Speaking the The Bookseller’s 2024 FutureBook conference, Sinclair said that larger independent bookshops are set to be affected the most by the Budget, which introduced changes to minimum wages, a reduction in business rates relief and increased national insurance for businesses.
“The bookshops most in the firing line are the larger indies, those with bigger workforces and bigger premises, who have thrived in recent years despite all the hard work and the long hours,” Sinclair said.
In this difficult climate, the BA’s president highlighted the “cultural, social and commercial value of bookshops”, and the need for the industry to support these businesses. She highlighted the role that publishers can play in helping support bookshops, by investing in their rep forces and assessing discounts and terms offered to bookshops.
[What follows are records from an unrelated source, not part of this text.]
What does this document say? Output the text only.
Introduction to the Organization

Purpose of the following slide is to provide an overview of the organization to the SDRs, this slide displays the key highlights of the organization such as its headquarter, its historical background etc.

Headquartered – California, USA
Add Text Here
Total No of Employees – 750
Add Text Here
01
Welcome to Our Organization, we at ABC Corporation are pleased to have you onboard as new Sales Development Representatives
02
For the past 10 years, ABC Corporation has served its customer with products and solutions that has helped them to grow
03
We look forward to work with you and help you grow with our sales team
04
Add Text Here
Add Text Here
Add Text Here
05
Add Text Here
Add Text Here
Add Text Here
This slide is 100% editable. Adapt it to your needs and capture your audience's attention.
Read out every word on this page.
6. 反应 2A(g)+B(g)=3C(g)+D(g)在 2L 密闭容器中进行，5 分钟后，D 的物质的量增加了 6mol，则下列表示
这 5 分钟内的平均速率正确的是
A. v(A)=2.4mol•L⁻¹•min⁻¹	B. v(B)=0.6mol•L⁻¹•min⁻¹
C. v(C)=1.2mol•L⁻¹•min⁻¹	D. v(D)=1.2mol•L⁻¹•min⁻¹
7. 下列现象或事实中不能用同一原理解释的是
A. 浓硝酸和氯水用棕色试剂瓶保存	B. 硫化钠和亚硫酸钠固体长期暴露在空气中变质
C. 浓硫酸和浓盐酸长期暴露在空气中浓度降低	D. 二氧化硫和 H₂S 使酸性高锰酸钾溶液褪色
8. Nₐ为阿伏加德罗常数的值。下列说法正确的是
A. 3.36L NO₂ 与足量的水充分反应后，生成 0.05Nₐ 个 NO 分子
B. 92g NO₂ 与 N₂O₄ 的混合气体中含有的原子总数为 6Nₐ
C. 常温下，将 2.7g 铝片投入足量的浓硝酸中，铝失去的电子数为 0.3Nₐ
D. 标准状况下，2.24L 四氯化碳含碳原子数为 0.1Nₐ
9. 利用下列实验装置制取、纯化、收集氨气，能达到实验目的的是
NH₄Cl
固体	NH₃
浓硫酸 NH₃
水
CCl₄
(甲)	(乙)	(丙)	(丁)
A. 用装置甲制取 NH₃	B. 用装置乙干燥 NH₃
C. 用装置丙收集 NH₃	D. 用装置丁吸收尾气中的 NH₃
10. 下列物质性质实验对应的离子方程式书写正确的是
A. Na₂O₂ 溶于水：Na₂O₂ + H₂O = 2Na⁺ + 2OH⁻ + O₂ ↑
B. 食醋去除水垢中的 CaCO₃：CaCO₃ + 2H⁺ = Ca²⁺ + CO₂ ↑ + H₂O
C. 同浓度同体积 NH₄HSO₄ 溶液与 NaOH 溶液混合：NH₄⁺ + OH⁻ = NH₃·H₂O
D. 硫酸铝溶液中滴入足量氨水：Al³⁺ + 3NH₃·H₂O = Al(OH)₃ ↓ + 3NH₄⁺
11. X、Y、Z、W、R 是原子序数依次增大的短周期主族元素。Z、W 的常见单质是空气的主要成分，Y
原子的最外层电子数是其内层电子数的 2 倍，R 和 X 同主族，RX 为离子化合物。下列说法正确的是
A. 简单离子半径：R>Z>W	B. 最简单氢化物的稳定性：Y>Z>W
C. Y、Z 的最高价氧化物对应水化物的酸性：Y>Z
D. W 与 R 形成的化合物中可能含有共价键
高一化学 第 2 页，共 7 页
“Making small changes in terms, increasing discounts offered to the indie sector in particular, could make a significant difference,” she said. “Being supportive and imaginative with opening stock terms for new entrants will make it far more likely that those shops will survive and, in time, thrive.”
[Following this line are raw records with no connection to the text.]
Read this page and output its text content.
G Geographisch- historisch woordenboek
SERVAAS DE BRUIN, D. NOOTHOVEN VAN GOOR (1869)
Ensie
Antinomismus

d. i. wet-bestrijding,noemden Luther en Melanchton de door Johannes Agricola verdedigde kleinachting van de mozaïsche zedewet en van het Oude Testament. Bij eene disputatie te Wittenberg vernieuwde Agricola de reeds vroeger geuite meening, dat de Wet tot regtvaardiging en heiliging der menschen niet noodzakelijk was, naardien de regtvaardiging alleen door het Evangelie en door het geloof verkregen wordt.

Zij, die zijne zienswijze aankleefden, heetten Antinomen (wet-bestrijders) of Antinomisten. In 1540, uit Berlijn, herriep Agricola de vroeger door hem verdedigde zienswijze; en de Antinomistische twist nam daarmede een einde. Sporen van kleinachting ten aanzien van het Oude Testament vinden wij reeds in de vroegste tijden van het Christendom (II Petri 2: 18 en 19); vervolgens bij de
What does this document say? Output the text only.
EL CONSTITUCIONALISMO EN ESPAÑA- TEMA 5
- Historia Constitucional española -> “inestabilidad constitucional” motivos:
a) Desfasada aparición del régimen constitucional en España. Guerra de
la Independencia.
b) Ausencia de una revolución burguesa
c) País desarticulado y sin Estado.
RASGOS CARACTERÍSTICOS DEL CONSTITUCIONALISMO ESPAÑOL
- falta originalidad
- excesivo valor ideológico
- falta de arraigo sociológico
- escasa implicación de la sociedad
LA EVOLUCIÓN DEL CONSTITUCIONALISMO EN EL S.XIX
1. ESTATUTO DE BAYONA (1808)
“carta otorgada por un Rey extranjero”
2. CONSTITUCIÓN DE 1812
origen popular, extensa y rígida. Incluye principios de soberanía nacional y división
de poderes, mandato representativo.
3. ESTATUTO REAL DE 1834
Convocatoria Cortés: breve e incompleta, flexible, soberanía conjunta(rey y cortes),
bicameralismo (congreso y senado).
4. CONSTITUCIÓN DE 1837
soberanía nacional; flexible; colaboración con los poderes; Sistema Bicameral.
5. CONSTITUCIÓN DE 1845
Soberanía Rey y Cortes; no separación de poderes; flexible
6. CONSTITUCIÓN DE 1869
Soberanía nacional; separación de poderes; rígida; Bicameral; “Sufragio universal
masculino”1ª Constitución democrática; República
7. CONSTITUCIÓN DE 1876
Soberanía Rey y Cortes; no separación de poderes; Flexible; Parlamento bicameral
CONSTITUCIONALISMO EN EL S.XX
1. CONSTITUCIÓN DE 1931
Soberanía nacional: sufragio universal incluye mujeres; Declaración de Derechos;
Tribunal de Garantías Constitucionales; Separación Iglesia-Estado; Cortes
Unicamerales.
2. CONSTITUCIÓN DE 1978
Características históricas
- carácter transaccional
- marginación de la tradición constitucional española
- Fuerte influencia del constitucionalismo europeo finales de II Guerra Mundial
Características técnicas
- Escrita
Booksellers “know their customers and understand what readers want”, and Sinclair said that the industry can benefit by harnessing this expertise. “If opportunities were created for booksellers to work with publishers at every stage of a book’s journey, it would serve us all,” the BA’s president said. “It takes a village to raise a book.”
Highlighting the value of sales reps, Sinclair said that “it’s often the publishers who have the strongest rep forces whose books fill the shelves and sell the most in high-street bookshops”.
Sinclair also acknowledged the use of AI and the concern that publishers’ “search for fair use of content, the protection of copyright and the value of human endeavour”. She spoke about the importance of physical bookshops, adding: “Everything I’m saying today describing the business of bookselling, I hope compounds just how much we bookshops also value the human endeavour.”
Referencing one of her key goals as BA’s president, Sinclair spoke about the need to increase diversity in the book industry. “We need people representative of all ages and backgrounds, commissioning and writing books, and people representative of all ages and backgrounds behind the counter and on the shop-floor selling books, and it’s on all of us to do the work to make this a reality,” she said.
Discussing the role of events in helping bookshops sell more books and help build community, Sinclair urged publishers and authors to “consider the balance and needs of the whole books community when planning author tours”. The BA is working to help booksellers host successful events, which can have a “halo effect” on sales after the initial event.